Com a prevalência da obesidade em ascensão, novas técnicas menos invasivas em evolução e um reconhecimento mais amplo da obesidade como uma doença fisiopatológica que requer terapia primária, o gastrenterologista está a emergir como um ator-chave no tratamento multidisciplinar de pacientes com distúrbios de obesidade e excesso de peso.
Artigo da responsabilidade do Dr. Miguel Afonso. Gastrenterologista. Diretor da Gastroclinic
Tradicionalmente, os gastrenterologistas não se concentravam no tratamento da obesidade, embora já tratassem muitas doenças relacionadas, incluindo refluxo gastroesofágico, doença da vesícula biliar e fígado gordo.
A obesidade tem sido considerada como um fator de risco significativo para as cinco principais doenças malignas do trato gastrointestinal. Com o crescente reconhecimento do papel integral que o trato gastrointestinal desempenha na fisiopatologia da obesidade, esta pode ser vista com maior clareza pelos gastrenterologistas como uma doença digestiva.
Temos conhecimento de que a disfunção no trato gastrointestinal predispõe os indivíduos à obesidade e às suas consequências, como síndrome metabólica e diabetes, e de que a cirurgia bariátrica, ao alterar o trato gastrointestinal, pode ajudar a melhorar o problema da obesidade e diabetes.
LACUNA NO TRATAMENTO
Embora as cirurgias bariátricas e metabólicas, como a gastrectomia vertical e o bypass gástrico em Y de Roux, continuem a ser as estratégias a longo prazo mais bem sucedidas para a perda de peso, apenas uma pequena percentagem de doentes é elegível ou estão dispostos a submeter-se a uma cirurgia invasiva, devido aos riscos e custos associados.
Por outro lado, alterações no estilo de vida e terapias farmacológicas isoladamente são insuficientes para muitos pacientes que não se qualificam para a cirurgia e, como tal, existe uma lacuna significativa na gestão da obesidade.
A lacuna de tratamento resultante inclui dois subconjuntos principais de pacientes: a maioria dos pacientes com obesidade leve a moderada (obesidade grau I e II) que não se qualificam para cirurgia bariátrica e para quem o estilo de vida e as intervenções médicas são inadequadas; e os pacientes qualificados com IMC maior de 40 (ou acima de 35 com comorbidades médicas), mas que não estão dispostas a fazer cirurgia.
TRATAMENTOS ENDOSCÓPICOS
Os métodos endoscópicos menos invasivos surgiram como opções de tratamento eficazes, reversíveis, relativamente seguras e mais acessíveis, representando uma “janela terapêutica” para pacientes que se enquadram nessa lacuna de tratamento da obesidade grau I e II.

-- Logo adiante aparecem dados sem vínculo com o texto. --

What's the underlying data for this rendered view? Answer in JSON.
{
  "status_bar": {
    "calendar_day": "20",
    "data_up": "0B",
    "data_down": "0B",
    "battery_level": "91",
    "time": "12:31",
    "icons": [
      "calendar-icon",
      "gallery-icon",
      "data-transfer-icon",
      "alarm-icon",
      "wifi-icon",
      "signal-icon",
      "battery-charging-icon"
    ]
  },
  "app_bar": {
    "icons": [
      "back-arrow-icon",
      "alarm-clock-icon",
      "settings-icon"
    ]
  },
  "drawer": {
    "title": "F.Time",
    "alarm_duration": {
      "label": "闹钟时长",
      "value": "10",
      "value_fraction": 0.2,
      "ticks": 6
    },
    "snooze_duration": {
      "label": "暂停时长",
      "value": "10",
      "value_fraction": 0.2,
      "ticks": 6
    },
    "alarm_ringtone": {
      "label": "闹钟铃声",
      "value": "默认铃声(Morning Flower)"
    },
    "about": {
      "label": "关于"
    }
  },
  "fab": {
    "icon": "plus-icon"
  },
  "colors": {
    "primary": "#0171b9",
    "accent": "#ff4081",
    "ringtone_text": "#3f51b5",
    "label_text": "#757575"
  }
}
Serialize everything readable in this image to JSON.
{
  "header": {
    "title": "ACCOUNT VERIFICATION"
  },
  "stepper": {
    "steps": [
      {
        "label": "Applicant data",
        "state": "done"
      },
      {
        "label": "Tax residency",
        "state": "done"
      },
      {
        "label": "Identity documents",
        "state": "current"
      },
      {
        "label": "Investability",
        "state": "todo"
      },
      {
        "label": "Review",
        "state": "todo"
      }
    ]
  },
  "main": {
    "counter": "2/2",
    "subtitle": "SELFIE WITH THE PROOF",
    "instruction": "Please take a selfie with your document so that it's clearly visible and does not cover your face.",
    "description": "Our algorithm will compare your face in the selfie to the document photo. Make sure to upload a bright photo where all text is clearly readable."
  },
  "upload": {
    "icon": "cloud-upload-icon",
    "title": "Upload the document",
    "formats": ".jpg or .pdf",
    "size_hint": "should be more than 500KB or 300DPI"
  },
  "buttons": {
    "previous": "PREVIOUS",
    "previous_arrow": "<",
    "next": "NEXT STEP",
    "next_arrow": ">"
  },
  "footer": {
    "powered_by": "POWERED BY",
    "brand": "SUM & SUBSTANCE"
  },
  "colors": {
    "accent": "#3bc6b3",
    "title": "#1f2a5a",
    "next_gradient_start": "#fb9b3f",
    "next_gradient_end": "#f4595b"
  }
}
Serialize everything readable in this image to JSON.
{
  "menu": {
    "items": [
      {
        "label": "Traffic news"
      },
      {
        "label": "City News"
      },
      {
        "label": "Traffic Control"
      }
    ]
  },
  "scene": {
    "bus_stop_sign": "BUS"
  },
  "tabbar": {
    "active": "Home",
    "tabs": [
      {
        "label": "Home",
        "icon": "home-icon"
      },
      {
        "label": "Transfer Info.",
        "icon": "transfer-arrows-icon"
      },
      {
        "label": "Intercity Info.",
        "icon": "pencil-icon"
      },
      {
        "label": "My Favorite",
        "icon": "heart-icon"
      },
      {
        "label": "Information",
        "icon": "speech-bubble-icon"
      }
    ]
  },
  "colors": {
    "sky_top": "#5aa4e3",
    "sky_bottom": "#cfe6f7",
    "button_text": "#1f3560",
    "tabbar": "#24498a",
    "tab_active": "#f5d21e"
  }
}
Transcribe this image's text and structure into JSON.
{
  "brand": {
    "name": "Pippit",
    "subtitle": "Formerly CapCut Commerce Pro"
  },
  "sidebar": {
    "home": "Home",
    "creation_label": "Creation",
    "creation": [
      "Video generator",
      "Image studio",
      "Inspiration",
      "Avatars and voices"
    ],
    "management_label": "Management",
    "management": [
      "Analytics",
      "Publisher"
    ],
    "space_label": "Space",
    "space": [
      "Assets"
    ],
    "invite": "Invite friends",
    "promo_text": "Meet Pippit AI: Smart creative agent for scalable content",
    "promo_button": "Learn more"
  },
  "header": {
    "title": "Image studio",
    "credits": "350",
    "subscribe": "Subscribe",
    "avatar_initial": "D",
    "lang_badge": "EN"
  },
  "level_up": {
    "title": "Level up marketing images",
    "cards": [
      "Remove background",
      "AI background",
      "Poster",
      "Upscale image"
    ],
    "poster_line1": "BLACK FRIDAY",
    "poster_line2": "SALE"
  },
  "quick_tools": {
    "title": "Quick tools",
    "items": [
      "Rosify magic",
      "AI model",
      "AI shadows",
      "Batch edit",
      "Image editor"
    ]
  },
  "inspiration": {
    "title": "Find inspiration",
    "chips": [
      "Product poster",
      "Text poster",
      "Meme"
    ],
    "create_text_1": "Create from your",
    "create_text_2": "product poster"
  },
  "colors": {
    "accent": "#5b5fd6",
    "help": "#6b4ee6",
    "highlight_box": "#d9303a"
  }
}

Como tal, oferecemos tratamentos mais eficazes para a obesidade do que a intervenção isolada no estilo de vida, mas com menor custo e risco do que a cirurgia bariátrica, e é por isso que estes métodos endoscópicos são adequados para preencher a lacuna existente.
Além disso, os tratamentos endoscópicos podem também ser utilizados como ponte para a cirurgia bariátrica em pacientes com o IMC demasiado elevado.
O gastrenterologista está, desta forma, a emergir como um ator-chave no tratamento multidisciplinar de pacientes com distúrbios de obesidade e excesso de peso.